Command line options

If Spinach is invoked on the command line, we have slightly more fine-grained control over its behavior:

$ spinach.exe --help
spinach.exe : spinach [options] [input file]
options:
 --executable=value   path to Popeye executable <pywin64.exe>
 --nrprocs=value      number of Popeye processes to spawn <6>
 --maxmem=value       maximum memory for each process <Popeye default>
 --version            Version of this program
 --                   Forcibly stop option processing
 --help               Print this message
 --?                  Print this message

The values between < and > are the default values; they are computed by Spinach using some not so complicated heuristics. Depending on the operating system and physical characteristics of your system, these default values will differ from the ones given above.

Notes

  • Spinach's output doesn't contain introductory information like author, board etc. - the output looks as if option noboard had been indicated, even if you haven't
  • the greeting line at the top of Spinach's output
$ spinach test.inp
Popeye Linux-6.11.0-24-generic-x86_64-64Bit v4.91 (1024 MB)
...

indicates the memory allocated to each Popeye sub-process.

Known limitations

Spinach 4.93 has some limitations; it was decided to release it now, as it should already be useful to many of us, rather than to wait until it is perfect (which it will never be - it's software, after all).

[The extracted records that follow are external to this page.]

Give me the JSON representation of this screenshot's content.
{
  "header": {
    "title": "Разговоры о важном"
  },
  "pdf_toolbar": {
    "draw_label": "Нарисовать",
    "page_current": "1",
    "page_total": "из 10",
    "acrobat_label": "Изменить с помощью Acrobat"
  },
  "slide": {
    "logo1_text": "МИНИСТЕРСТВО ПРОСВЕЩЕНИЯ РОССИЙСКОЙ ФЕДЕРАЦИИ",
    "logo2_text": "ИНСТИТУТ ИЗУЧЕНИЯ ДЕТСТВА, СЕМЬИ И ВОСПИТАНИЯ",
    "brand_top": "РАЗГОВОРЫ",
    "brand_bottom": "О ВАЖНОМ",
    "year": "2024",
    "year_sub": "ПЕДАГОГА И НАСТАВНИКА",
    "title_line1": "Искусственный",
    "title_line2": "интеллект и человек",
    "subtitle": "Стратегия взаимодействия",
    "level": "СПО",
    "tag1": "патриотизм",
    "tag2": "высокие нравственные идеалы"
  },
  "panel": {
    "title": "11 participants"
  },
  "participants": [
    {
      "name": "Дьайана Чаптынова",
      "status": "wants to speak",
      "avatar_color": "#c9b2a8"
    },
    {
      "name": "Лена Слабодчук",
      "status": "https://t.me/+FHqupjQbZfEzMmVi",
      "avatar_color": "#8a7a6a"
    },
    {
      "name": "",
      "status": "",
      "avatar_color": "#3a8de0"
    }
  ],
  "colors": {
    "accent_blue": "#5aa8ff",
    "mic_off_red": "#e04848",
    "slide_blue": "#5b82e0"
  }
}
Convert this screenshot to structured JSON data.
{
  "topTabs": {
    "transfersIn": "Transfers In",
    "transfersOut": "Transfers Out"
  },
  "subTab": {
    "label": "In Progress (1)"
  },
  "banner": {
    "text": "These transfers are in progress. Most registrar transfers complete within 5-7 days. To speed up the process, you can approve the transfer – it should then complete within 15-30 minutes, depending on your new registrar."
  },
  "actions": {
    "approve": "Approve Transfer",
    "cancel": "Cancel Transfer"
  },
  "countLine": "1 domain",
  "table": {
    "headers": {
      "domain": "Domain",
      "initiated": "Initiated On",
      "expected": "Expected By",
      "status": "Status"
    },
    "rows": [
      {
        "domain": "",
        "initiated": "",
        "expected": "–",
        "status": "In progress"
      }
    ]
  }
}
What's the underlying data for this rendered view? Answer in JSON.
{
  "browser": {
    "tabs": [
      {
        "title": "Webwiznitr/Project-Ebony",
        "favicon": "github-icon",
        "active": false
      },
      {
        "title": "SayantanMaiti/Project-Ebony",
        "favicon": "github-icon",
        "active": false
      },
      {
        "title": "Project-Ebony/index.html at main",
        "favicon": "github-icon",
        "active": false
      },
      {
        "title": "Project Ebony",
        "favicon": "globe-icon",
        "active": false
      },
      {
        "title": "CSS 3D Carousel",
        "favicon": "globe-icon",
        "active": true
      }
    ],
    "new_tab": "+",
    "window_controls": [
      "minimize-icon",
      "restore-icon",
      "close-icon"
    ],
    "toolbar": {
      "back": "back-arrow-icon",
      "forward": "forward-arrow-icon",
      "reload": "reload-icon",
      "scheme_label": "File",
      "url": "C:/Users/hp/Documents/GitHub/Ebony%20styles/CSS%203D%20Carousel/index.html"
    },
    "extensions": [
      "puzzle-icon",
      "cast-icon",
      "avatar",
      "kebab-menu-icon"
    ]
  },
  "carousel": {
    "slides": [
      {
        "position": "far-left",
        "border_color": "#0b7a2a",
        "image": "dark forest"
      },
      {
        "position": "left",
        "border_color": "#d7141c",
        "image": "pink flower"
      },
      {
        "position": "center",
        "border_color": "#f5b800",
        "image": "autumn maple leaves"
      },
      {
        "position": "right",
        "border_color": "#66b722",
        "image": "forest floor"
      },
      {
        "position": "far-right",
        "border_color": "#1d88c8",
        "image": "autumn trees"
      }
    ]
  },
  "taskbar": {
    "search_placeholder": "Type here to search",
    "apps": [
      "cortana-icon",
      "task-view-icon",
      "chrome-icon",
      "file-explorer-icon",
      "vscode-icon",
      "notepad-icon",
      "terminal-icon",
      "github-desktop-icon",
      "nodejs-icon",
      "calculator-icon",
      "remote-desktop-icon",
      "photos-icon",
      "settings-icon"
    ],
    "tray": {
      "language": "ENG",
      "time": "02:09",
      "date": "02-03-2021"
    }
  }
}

Hopefully, many of the following known limitations will be removed in later releases.

Spinach currently does not support problems with at least one of the following features:

  • twins and/or zeropositions*
  • help and series stipulations with set play*
  • series stipulations with introductory series (e.g. 3->ser-h=5)
  • option Intelligent
  • options Duplex or HalfDuplex*
  • options that cause Popeye to print partial solutions, such as StopOnShortSolutions

The limitions marked with an asterisk (*) can be easily worked around by testing the parts separately.

Feedback about further, so far unknown limitations is very welcome through the Issues on this site.